One bright spot was the company's high-rise projects in the New York City area. Chief Executive Doug Yearley said contract signing for those efforts was more than double year-earlier levels during the quarter, putting the backlog five times higher.
Like some other builders, Toll Brothers is using the ongoing weakness to increase land holdings. It spent $104 million on land acquisition during the quarter, putting the fiscal year-to-date figure at nearly $340 million. It had more lots owned and optioned for the second-straight quarter.
Chairman Robert Toll said despite the ongoing struggles in the home-building industry, the numbers are working in his company's favor longer term.

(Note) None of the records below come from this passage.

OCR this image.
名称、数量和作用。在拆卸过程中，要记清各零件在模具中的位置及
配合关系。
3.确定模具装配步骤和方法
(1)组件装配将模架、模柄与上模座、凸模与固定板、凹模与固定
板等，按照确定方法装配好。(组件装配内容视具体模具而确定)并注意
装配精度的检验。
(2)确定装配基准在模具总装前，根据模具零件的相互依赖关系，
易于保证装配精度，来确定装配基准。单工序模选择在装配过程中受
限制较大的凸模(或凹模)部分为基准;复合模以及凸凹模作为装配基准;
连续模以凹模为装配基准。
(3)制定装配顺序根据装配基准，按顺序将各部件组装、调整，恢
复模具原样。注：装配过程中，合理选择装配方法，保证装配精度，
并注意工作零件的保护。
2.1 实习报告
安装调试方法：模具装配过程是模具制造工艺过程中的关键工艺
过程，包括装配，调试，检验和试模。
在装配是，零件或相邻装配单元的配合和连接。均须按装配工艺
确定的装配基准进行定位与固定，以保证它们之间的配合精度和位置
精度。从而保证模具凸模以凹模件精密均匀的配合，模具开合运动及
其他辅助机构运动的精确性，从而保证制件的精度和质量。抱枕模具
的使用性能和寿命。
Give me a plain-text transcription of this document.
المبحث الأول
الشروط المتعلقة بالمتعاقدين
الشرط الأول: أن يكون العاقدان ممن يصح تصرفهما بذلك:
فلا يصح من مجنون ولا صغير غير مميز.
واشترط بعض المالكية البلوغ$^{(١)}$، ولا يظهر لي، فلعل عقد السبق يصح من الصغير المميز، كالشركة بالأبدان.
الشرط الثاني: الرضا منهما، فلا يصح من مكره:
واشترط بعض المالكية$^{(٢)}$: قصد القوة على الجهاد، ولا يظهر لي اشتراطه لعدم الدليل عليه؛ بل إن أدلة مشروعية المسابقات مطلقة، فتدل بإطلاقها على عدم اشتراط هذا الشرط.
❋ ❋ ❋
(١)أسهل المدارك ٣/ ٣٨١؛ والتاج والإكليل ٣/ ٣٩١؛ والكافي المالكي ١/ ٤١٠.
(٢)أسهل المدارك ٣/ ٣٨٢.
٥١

"The combination of potential buyers postponing their purchasing decisions, a lack of new home production over the past several years and a significant reduction in our competition in the luxury home niche could result in pent-up demand coupled with limited supply once a recovery takes hold," he said.
Toll Brothers is the first builder to report a full quarter of results since the federal government's first-time home-buyer tax credit expired April 30, though the deadline for closing a deal was extended 90 days to the end of September. Home-builders' results in recent quarters have been boosted by the credit.
Further impact of the credit was seen on Tuesday, when the National Association of Realtors said existing-home sales plunged to their lowest level in 15 years as inventories soared to the highest point in more than a decade.
Toll's home deliveries rose 1% on a unit basis and fell 2% by valuation. Net signed contracts fell 16% and 11%, respectively, as there were 19% fewer communities in which sales were taking place during the quarter. Per-community signings were higher than each of the three prior fiscal third quarters, but the builder noted the levels still pale in comparison to the 20-year historical average for the period.
The cancellation rate was 6.2%, compared with 8.5% a year earlier and 5.3% in the prior quarter. The latest period was the fifth straight quarter in which the rate, one of the sector's lowest, was near what Toll Brothers called historical norms, following three straight years of elevated rates as the housing bubble deflated.